Trillo. Vista del puente sobre el Tajo.
Pues bien, Cela siguió caminando por estos parajes de la Alcarria, hizo noche en una posada de La Puerta, donde todavía se conserva en el techo un escudo de la Inquisición, y llegó a Budia, sin querer detenerse en otros pueblos más pequeños, como Cereceda, Mantiel, Chillarón del Rey, Alique y Hontanillas. Tampoco se imaginaba la gran tormenta que le iba a caer en Budia, ni la desconfianza de la gente que se cruzaba en su camino. Se queja de que le miran como a un bicho raro, pero eso no le impide elogiar su historia. “Budia – escribe Cela – es un pueblo grande, con casas antiguas, con un pasado probablemente esplendoroso. Las calles tienen nombres nobles, sonoros, y en ellas los viejos palacios moribundos arrastran con cierta dignidad sus piedras de escudo, sus macizos portalones, sus inmensas, tristes ventanas cerradas”.
Desde Budia, siguiendo los pasos de Cela, nos trasladaremos a Durón, Pareja, Casasana y Sacedón. Estos pueblos todavía no habían sufrido la transformación que supuso la obra del pantano de Entrepeñas y Buendía. Una obra que sólo era un proyecto en junio de 1946. También de esta circunstancia da cuenta Cela en el capítulo del libro dedicado a Sacedón. “La gente habla de los pantanos que están haciendo en el Tajo y en el Guadiela. Según aseguran, van a ser algo muy importante”. La posada en la que durmió Cela durante su estancia en Sacedón se convertiría muchos años después en un restaurante, llamado “El Torreón”.
Y llegamos a la última etapa del viaje.
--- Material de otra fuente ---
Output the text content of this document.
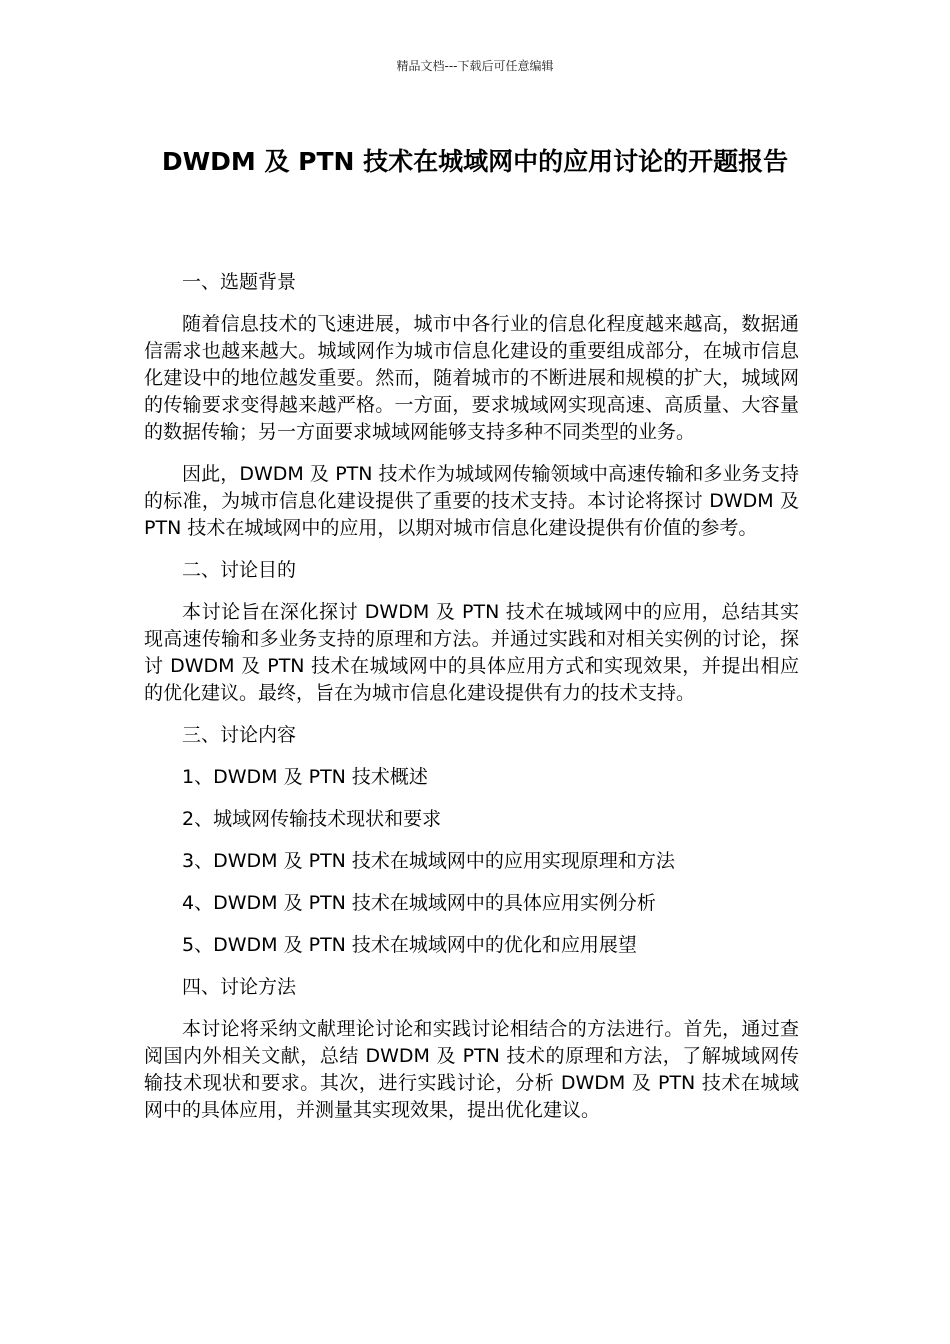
精品文档---下载后可任意编辑
DWDM 及 PTN 技术在城域网中的应用讨论的开题报告

一、选题背景

随着信息技术的飞速进展，城市中各行业的信息化程度越来越高，数据通信需求也越来越大。城域网作为城市信息化建设的重要组成部分，在城市信息化建设中的地位越发重要。然而，随着城市的不断进展和规模的扩大，城域网的传输要求变得越来越严格。一方面，要求城域网实现高速、高质量、大容量的数据传输；另一方面要求城域网能够支持多种不同类型的业务。

因此，DWDM 及 PTN 技术作为城域网传输领域中高速传输和多业务支持的标准，为城市信息化建设提供了重要的技术支持。本讨论将探讨 DWDM 及 PTN 技术在城域网中的应用，以期对城市信息化建设提供有价值的参考。

二、讨论目的

本讨论旨在深化探讨 DWDM 及 PTN 技术在城域网中的应用，总结其实现高速传输和多业务支持的原理和方法。并通过实践和对相关实例的讨论，探讨 DWDM 及 PTN 技术在城域网中的具体应用方式和实现效果，并提出相应的优化建议。最终，旨在为城市信息化建设提供有力的技术支持。

三、讨论内容

1、DWDM 及 PTN 技术概述

2、城域网传输技术现状和要求

3、DWDM 及 PTN 技术在城域网中的应用实现原理和方法

4、DWDM 及 PTN 技术在城域网中的具体应用实例分析

5、DWDM 及 PTN 技术在城域网中的优化和应用展望

四、讨论方法

本讨论将采纳文献理论讨论和实践讨论相结合的方法进行。首先，通过查阅国内外相关文献，总结 DWDM 及 PTN 技术的原理和方法，了解城域网传输技术现状和要求。其次，进行实践讨论，分析 DWDM 及 PTN 技术在城域网中的具体应用，并测量其实现效果，提出优化建议。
Camilo se sube al coche de línea y se baja en Tendilla. Entonces, aprovecha para recordar a los lectores que su colega Pío Baroja poseía en aquellas tierras un olivar que le proporcionaba aceite para todo el año. La descripción que hace Cela de este pueblo alcarreño es una preciosidad: “Un pueblo de soportales planos, largo como una longaniza y estirado todo a lo largo de la carretera”. En Tendilla, muy cerca de Peñalver, se celebra todos los años, a finales de febrero, la Feria de las Mercaderías, cuyo origen se remonta a la Edad Media.
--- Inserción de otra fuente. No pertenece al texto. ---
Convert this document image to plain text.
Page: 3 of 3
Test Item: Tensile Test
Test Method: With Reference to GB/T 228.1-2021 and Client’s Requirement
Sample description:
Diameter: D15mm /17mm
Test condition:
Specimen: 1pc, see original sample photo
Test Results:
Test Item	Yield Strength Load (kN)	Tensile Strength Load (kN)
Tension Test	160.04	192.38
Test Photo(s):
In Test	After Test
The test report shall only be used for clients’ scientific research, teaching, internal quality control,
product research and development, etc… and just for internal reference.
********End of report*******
Antes de coger el tren de vuelta a Madrid, el autor de “Viaje a la Alcarria” toma la decisión de ir a conocer Pastrana, donde su alcalde, Don Mónico – “hombre inteligente y cordial” – le nombrará huésped de honor y le invitará a conocer la villa, incluido el Palacio Ducal, ubicado en la monumental y espléndida Plaza de la Hora. En este palacio, hoy restaurado, estuvo encerrada Ana de Mendoza (princesa de Éboli). Cela recuerda que “en la habitación donde murió la Éboli (…) sentó sus reales el Servicio Nacional del Trigo”. El viajero no podía entender que aquel friso de preciosos azulejos estuviera rodeado de una montaña de trigo y una báscula para pesar el grano.
No deja de ser una anécdota más de aquel viaje apasionante del que ahora se cumplen 75 años.